Was bedeutet das für uns heute? Erstens bedeutet es einen weiteren Punkt, für den wir den Juden, unseren älteren Geschwistern, danken können. Sie haben es erfunden, dass Mensch und Tier, Direktorin und Lohnarbeiter, Einheimische und Fremder an einem Tag der Woche gemeinsam ausruhen sollen. Heute wie damals gibt es viele wirtschaftliche Gründe, die dagegensprechen. Und, ja, ausruhen kann man auch am Dienstag oder Donnerstag, schließlich haben wir moderne Arbeitsschutzgesetze. Was aber dann verloren geht, ist etwa dies: Wenn alle an demselben Tag ruhen, ist es insgesamt ruhiger. Und alle können gemeinsam den arbeitsfreien Tag genießen.

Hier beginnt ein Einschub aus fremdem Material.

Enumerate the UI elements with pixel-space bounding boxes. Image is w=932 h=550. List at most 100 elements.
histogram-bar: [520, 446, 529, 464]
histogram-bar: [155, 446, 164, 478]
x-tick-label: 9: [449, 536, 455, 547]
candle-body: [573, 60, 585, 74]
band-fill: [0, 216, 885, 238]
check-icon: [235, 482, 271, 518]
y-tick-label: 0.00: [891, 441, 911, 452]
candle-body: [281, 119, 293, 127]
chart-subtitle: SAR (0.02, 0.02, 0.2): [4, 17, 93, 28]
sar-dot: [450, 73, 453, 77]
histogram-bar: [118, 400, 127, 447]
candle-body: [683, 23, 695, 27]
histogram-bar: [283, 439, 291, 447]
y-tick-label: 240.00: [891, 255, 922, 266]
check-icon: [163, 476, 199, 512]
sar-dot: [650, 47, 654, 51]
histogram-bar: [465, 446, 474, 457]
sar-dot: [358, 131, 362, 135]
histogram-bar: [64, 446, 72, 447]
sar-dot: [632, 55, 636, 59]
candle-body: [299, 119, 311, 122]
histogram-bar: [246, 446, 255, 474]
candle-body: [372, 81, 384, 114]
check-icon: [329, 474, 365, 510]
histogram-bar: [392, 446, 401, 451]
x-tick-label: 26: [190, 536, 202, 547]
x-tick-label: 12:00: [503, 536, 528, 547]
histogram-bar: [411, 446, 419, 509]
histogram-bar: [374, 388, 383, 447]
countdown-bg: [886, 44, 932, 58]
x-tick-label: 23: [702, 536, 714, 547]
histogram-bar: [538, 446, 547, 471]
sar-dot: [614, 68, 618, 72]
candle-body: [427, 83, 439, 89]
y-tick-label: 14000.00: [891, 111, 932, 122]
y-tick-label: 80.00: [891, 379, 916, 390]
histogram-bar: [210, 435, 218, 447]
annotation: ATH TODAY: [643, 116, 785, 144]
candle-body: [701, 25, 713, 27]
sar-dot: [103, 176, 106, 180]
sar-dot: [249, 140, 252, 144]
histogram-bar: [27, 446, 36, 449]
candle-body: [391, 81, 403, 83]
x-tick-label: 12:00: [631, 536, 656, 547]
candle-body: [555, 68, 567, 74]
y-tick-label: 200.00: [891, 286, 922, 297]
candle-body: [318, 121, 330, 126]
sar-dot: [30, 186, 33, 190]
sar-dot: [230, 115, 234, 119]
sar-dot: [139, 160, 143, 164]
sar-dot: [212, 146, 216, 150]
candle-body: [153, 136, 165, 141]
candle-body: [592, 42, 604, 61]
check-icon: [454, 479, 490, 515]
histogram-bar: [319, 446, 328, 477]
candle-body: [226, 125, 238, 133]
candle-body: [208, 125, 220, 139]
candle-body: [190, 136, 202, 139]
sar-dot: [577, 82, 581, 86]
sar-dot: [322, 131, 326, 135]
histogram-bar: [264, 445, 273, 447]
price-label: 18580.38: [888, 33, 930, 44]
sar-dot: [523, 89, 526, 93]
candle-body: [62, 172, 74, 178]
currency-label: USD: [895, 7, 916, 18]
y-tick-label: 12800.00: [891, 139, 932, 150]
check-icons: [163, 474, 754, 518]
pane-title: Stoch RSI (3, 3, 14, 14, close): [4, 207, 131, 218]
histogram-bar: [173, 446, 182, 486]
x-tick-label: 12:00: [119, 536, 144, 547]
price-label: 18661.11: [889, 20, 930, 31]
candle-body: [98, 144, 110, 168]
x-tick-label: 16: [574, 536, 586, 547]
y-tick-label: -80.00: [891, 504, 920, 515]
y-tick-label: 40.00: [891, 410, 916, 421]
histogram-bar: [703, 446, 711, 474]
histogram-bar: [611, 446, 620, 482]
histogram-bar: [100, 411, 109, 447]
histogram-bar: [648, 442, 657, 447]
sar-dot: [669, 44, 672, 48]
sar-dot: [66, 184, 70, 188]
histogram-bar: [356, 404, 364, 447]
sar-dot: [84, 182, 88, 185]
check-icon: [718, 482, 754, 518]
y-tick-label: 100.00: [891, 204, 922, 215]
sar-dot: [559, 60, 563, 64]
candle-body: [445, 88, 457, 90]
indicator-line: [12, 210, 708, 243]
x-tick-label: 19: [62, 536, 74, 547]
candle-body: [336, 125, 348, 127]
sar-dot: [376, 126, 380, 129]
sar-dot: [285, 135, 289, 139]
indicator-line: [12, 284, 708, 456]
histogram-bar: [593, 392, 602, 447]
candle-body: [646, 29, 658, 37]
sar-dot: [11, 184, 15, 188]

Zweitens gilt, was Jesus sagt: Einsatz für andere muss immer möglich sein. Für Hungernde und Kranke, für Notleidende und Trauernde. Der Sabbat ist für den Menschen da, nicht der Mensch für den Sabbat; die Regel ist gut, die Ausnahme auch.

Drittens ist die Eucharistiefeier Ursprung und Kern des christlichen Sonntags. Wer zu Recht darauf pocht, in der Kirche wieder mehr zu den biblischen Ursprüngen zurückzukehren, dem sollte das zu denken geben: Was die ersten Christen zusammenführte, war die sonntägliche Feier des Herrenmahls. Wenn sie mehr und mehr verschwindet, kratzt das an der Substanz.